Reputation: 11
I have been working with Mahout to create a recommendation engine based on the following data:
I'm running it on a Tomcat with the following JVM arguments :
-Xms1024M -Xmx1024M -da -dsa -XX:NewRatio=9 -server
Recommendations took about 6s, it seems slow ! How could I improve Mahout performances ?
I'm using the following code :
This part is run once at startup :
JDBCDataModel jdbcdatamodel = new MySQLJDBCDataModel(dataSource);
dataModel = new ReloadFromJDBCDataModel(jdbcdatamodel);
ItemSimilarity similarity = new CachingItemSimilarity(new EuclideanDistanceSimilarity(model), model);
SamplingCandidateItemsStrategy strategy = new SamplingCandidateItemsStrategy(10, 5);
recommender = new CachingRecommender(new GenericItemBasedRecommender(model, similarity, strategy, strategy));
And, for every user request I do :
recommender.recommend(userId, howMany);
Upvotes: 1
Views: 592
Reputation: 12538
I would suggest a different approach. Use a nightly job, to pre-calculate recommendations for ALL users, and load results nightly into MySQL table. That will make showing the recommendations nothing more than a simple DB call.

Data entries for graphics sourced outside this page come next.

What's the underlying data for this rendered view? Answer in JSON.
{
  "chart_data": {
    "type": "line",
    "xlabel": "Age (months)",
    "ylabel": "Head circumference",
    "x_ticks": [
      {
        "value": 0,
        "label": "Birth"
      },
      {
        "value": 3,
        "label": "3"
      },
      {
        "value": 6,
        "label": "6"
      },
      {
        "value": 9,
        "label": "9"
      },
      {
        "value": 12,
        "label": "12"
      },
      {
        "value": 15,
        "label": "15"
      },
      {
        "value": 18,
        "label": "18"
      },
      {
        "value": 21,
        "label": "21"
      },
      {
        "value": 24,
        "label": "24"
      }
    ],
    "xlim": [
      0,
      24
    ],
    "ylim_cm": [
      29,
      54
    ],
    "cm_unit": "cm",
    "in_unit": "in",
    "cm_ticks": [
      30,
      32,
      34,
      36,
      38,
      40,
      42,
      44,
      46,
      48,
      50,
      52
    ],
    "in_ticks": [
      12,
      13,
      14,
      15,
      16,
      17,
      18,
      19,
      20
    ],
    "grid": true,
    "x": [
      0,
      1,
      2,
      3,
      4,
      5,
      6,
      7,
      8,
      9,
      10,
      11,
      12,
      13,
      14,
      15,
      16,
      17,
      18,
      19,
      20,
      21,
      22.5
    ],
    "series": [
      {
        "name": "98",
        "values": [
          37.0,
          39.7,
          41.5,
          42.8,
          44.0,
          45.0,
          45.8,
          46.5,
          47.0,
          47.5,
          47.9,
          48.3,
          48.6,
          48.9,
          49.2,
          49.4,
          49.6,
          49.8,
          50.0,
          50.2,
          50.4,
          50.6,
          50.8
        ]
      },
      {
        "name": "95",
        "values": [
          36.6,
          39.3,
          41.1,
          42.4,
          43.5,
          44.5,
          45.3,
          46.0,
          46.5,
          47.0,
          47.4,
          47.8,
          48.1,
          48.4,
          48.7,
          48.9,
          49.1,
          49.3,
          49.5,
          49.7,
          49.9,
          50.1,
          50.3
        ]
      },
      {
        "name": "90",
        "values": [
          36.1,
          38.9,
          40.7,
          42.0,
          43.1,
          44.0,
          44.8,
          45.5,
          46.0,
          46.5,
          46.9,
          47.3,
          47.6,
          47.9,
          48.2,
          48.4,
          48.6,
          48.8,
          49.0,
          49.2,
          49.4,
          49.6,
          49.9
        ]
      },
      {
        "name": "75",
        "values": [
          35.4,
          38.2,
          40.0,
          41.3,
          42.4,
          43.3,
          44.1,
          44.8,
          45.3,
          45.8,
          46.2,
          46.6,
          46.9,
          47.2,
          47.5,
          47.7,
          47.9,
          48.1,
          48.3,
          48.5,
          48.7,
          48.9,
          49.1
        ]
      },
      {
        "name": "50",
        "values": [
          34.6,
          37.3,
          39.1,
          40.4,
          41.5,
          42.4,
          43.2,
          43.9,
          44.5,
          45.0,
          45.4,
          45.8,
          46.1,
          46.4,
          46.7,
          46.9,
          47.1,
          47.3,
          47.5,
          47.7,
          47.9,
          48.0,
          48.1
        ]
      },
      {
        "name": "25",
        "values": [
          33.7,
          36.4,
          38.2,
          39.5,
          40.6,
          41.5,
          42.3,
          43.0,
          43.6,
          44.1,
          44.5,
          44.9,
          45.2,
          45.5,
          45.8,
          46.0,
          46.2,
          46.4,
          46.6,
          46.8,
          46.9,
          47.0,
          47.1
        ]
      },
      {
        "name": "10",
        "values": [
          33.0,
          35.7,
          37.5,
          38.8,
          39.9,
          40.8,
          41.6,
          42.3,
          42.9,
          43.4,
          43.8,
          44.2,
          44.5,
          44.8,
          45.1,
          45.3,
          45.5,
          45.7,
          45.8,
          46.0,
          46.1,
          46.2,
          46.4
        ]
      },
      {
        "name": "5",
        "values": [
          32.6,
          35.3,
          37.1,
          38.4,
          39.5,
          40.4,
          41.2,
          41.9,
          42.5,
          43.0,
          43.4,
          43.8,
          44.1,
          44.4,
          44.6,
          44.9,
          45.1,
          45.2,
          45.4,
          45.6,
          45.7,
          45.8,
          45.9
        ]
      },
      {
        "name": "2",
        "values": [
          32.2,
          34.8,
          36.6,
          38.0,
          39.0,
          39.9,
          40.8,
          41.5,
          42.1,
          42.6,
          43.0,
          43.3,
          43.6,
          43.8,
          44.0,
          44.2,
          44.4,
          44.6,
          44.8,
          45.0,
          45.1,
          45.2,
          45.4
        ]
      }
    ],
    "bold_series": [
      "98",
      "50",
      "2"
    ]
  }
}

Since you have 10K items, for calculating recommendations for a single user mahout has to internally multiply (10k x 10K) matrix with another (10K X 1) matrix. And 6 seconds seems quite fast considering the size. Reference
Now if you use the RecommenderJob on hadoop and AWS EMR, it will take ~ <10 mins to process data on your scale. Or you can do the same job in a non-distributed way, by simply using a loop and pre-calculating for all users sequentially. The downside is that your recommendations are always behind by 1 day or 6 hours or whatever frequency you choose for job.
Upvotes: 1